Varma sends out subtly conflicting messages too: flirtatious and steely, almost spoiling for a fight. In fact this actress is superb and ought to be a major star. Director Jeremy Herrin has inspired sharp performances even if his setting – a mauve minimalist cube with a few silhouetted leaves – does nothing to combat the aridity of the play.

Vast surging waves are crashing over the stage of the Haymarket – projected on a giant scrim – in the opening storm scene of The Sea. One hopes this is a sign that Jonathan Kent's directorial residency at the Theatre Royal is gathering awesome momentum. Alas, I'm not convinced this is the case.

Edward Bond's period drama, written in 1973 but set in an Edwardian coastal town, is worth catching, though. It's disturbingly weird: a comedy of manners shot through with visceral menace and mournful despair. The seafront draper, Hatch (David Haig), is a closet loony, obsessed with the idea of an alien invasion. His xenophobia is twisted up with seething misogyny and class rage, so he goes completely insane – running around with shears – when a stranger arrives in town and his business is casually ruined by the haughty lady of the manor (Eileen Atkins).

The skeletally elegant Atkins is splendidly imperious. Marcia Warren is hilarious as her pea-brained sidekick when harmonising off-key during funeral hymns, and David Burke has profound serenity as the ramshackle old loner, Evens. But Ken Stott was a scarier Hatch in the NT production (with Judi Dench). Haig goes a bit Basil Fawlty.

The send-up of amateur dramatics is also a drag, not to say unwittingly ironic, given that Kent's own set and props were a liability on press night, from wobbling walls to a cudgel snapping in two and flying into the audience. Ah well, I guess Bond's reputation for shocking violence entered a whole new dimension.

Finally, the playwright Kwame Kwei-Armah specialises in portraying racism in all its rainbow hues. In his new self-directed chamber piece, Let There Be Love, he moves on from black-on-black tensions. Alfred (Joseph Marcell) is a testy old West Indian immigrant, long-settled in London, who gives his newly arrived Polish home-help, Lydia Leonard's Maria, a scornful hard time. But this is a tragicomedy, so they get to bond rather sweetly before the play tackles the issue of euthanasia.

Kwei-Armah's plot developments are creaky, but he does have a good ear and great affection for the quirky way people speak. This is a warm and moving play, mainly because Marcell's Alfred is mean but also lovable and Leonard is wonderfully natural, comically insensitive yet charmingly bubbly. Nice.

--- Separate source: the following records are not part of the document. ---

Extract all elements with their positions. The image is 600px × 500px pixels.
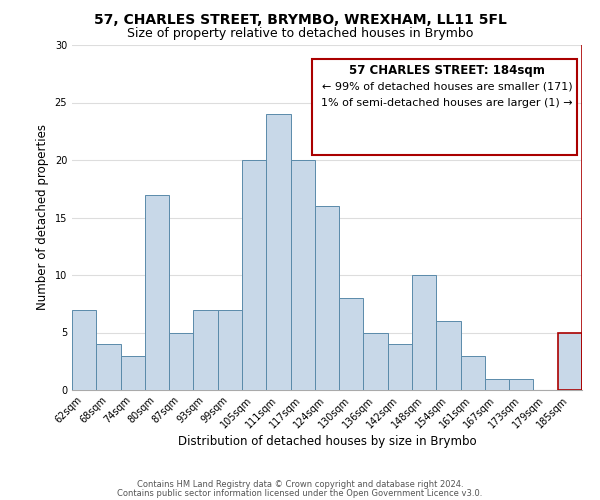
Bar [485,378,509,390]
Bar [145,194,169,390]
FancyBboxPatch shape [312,59,577,156]
Bar [96,344,121,390]
Bar [339,298,364,390]
Text: ← 99% of detached houses are smaller (171): ← 99% of detached houses are smaller (17… [322,81,572,91]
Bar [436,321,461,390]
Bar [509,378,533,390]
Bar [388,344,412,390]
Bar [242,160,266,390]
Bar [218,310,242,390]
Bar [266,114,290,390]
Text: 57 CHARLES STREET: 184sqm: 57 CHARLES STREET: 184sqm [349,64,545,77]
Bar [169,332,193,390]
Text: 57, CHARLES STREET, BRYMBO, WREXHAM, LL11 5FL: 57, CHARLES STREET, BRYMBO, WREXHAM, LL1… [94,12,506,26]
Bar [315,206,339,390]
Bar [461,356,485,390]
Text: 1% of semi-detached houses are larger (1) →: 1% of semi-detached houses are larger (1… [321,98,572,108]
Bar [193,310,218,390]
Y-axis label: Number of detached properties: Number of detached properties [36,124,49,310]
Bar [558,332,582,390]
Bar [121,356,145,390]
X-axis label: Distribution of detached houses by size in Brymbo: Distribution of detached houses by size … [178,435,476,448]
Text: Size of property relative to detached houses in Brymbo: Size of property relative to detached ho… [127,28,473,40]
Bar [412,275,436,390]
Bar [364,332,388,390]
Bar [290,160,315,390]
Text: Contains public sector information licensed under the Open Government Licence v3: Contains public sector information licen… [118,488,482,498]
Bar [72,310,96,390]
Text: Contains HM Land Registry data © Crown copyright and database right 2024.: Contains HM Land Registry data © Crown c… [137,480,463,489]
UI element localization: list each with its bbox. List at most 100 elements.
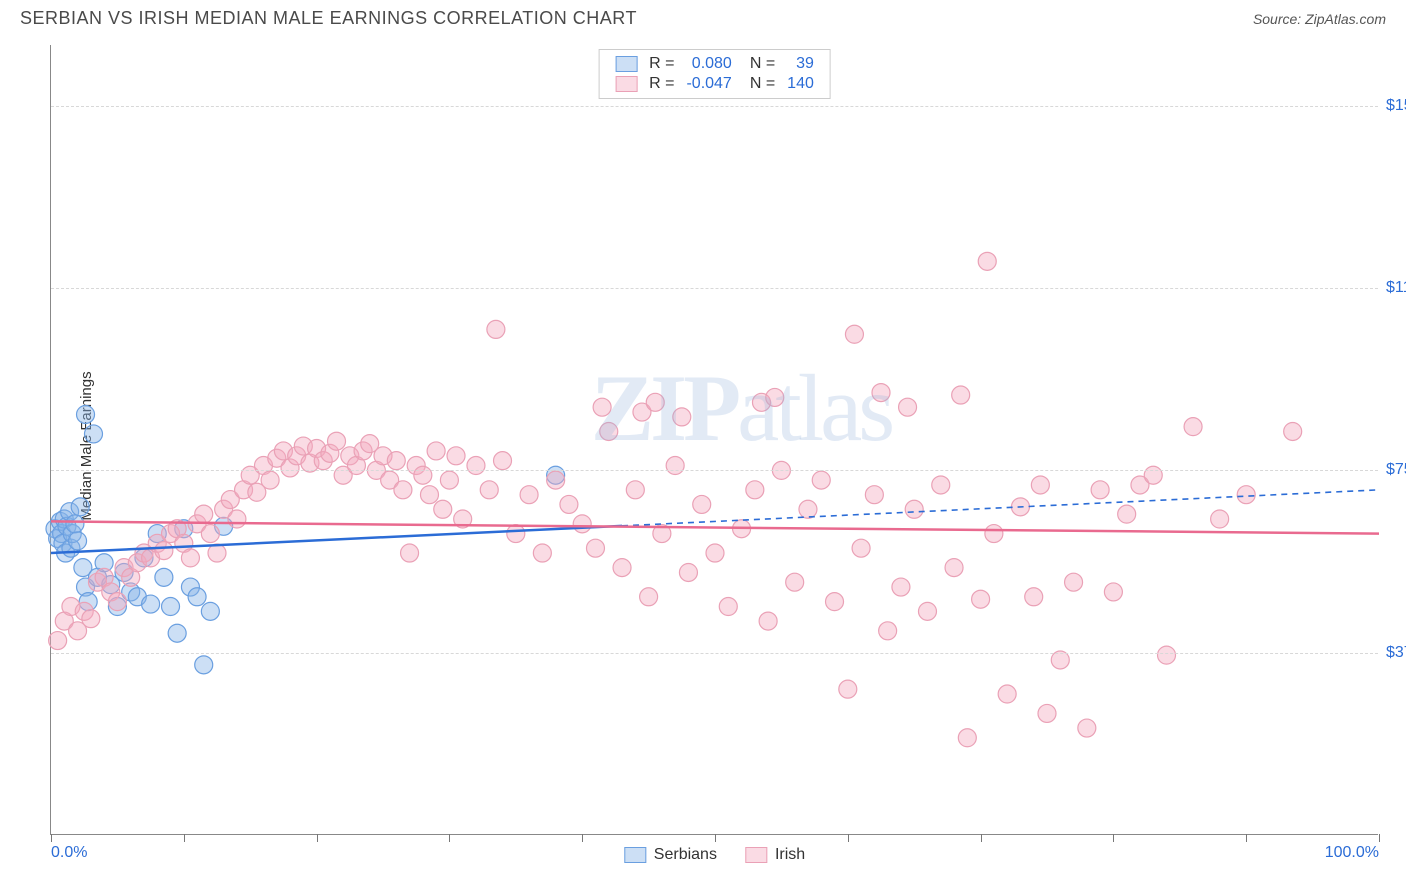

'The Vertical Hour' (020-7565 5000) to 1 March; 'The Sea' (0844- 844 2353) to 19 April; 'Let There Be Love' (020-7328 1000) to 16 February

Need to know

Sir David Hare, 60, is our best-known state-of-the-nation playwright. His NT trilogy – starting with 'Racing Demon' in 1990 – surveyed the Church, the judiciary and post-Thatcher politics. Later focusing on the Iraq war, he fell out with the National for not extending the run of his George Bush bio-drama, 'Stuff Happens'. So, 'The Vertical Hour' premiered on Broadway in 2006 ... but rifts heal. Hare directs 'The Year of Magical Thinking' at the NT this April.